Aperto o cerco. Não as alimento nem lhes dou de beber. Calo-me, na intenção de retê-las, e quase me escapam pelos ouvidos essas mais afoitas. Desligo as luzes todas da casa. No breu, cintilam em minha órbita. Mergulho a cabeça num balde d’água e decantam, levíssimas. Algumas, carrego à cabresto. De outras, me esquivo. Têm as recorrentes e as que nunca me haviam ocorrido. Dormir, todavia, nas as encerra. Pelo contrário, toquei-as em sonhos, são belas e nítidas, firmes nos seus princípios, claras em seus discursos.

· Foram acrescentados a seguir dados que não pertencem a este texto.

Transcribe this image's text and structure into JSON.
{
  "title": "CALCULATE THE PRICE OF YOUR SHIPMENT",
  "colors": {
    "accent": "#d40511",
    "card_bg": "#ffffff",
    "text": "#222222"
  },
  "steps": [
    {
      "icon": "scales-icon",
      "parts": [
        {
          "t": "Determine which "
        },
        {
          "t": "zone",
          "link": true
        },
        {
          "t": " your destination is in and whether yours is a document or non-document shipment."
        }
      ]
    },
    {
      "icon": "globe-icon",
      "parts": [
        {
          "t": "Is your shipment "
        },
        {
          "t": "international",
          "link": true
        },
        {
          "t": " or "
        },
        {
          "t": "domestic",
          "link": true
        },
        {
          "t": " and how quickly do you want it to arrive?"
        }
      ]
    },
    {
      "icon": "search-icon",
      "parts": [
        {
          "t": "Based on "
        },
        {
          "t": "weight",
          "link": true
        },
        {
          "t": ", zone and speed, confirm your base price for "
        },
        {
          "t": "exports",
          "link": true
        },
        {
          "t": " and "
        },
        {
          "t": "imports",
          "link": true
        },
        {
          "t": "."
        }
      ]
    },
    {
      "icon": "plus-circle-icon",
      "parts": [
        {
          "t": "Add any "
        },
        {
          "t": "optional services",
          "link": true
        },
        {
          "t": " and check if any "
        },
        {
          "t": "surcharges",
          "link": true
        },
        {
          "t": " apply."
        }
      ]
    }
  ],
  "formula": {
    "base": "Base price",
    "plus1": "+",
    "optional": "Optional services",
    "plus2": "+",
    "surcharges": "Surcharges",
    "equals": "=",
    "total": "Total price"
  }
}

Não menosprezarmos seu poder de transformação é fundamental. Criar-se ferramentas que ampliem sua abrangência é questão de vida. Oxigená-las. Descartarmos as que já estão obsoletas. Ouvir novas. Revisitar as antigas. Acordar para realidades impossíveis. Fugirmos, incansáveis, do repetido, rejeitarmos o humilde lugar que nos foi destinado no corpo social. Pesar as que valem esforço e dedicação. Crer que ainda é possível. São tempos de resistência os que estamos (sobre)vivendo.

Pensantes, inconformados por natureza, os que as usam e abusam das suas, sem moderação. Poderosos e escassos leitores, posto que leitura é poder e o poder é para poucos. Os conscientes demais dos seus direitos políticos, aqueles com inteligência acima da mass media, esses não servem a ordem, a nova ordem mundial que se impõe. Aos que as tomam, porém, feito armas, não existem fronteiras, não há secção, tampouco prisões. O que pode ser mais subversivo que as ideias? A essas, não se consegue encarcerar.